Cathy Benko’s column in New York Times

November 9, 2008 · Filed Under Uncategorized 

I read all of Cathleen Benko and Ann Weisberg’s Mass Career Customization and, along with Mary Catherine Bateson’s Composing a Life, I (perhaps weirdly) keep its message close to my heart. The central thesis of Benko’s work is that a career is not a ladder; it’s a lattice. Sometimes you ramp upwards, sometimes you move across. Sometimes, you stay put. Careers are nonlinear. Bateson, a cultural anthropologist, wrote of women’s lives as quilts. I draw on this wonderful image whenever I get impatient or feel as if I’m stalled on the highway of my life (which is often, these days). You never know where the next piece of the pathwork will come from. Sometimes, it’s a scrap you already have.

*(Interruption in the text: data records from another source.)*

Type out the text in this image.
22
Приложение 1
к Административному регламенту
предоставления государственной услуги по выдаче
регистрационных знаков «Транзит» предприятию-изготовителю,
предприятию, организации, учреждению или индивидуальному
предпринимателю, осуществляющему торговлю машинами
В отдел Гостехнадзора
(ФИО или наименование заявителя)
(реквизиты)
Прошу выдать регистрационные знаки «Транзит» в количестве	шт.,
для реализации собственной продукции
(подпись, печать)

Benko has a nice column in today’s Business section:

Examples of nonlinear careers are everywhere: women who step out of the work force and then step back in a few years later, Generation X-ers and Y-ers who show less loyalty to a single company, executive men who have climbed the ladder for decades and now insist on carving out more family time as they continue to work.

Still, we often walk to the future backward, viewing our direction through the lens of the past.

A dinner I had with a friend (who is also a colleague and mentor), along with his wife, exemplifies this tendency on the career front. Among the many topics we discussed that evening was a new model of career development, called the “Corporate Lattice,” that was fashioned and put into effect at Deloitte L.L.P.

“Why a lattice metaphor?” he asked. I answered that it was a much more fitting visual. Lattices allow movement in many directions. Like the literal lattices you see in gardens, these are living platforms for growth with upward momentum visible along many paths — a much closer depiction than a ladder of how today’s careers are built and talent is developed.

With a long and lustrous traditional career under his belt, my friend had an unequivocal response: If people aren’t continuously climbing the ladder, they won’t be successful, he said. Hmm, I thought, perhaps he hadn’t gotten the memo that today’s careers aren’t nearly as one-size-fits-all as they used to be.

Sometimes it’s hard for managers to comprehend this notion of career building. For some, a career that isn’t going steadily upward is a career going nowhere. How, they wonder, can one effectively evaluate, compensate and promote employees who aren’t consumed with the idea of steady advancement?

Sometimes it’s hard for anyone to comprehend this notion of career building. Especially in its more radical forms, when the 401K isn’t earning and the salary is uncertain. Change takes discipline, not only for those approving the change and signing its paychecks, but for the changers. I’ll soon be traveling for work quite a bit, at nearly eight months pregnant. It might be too much change for me, but it feels more like a ladder step than a lattice step, and that in itself feels good right now.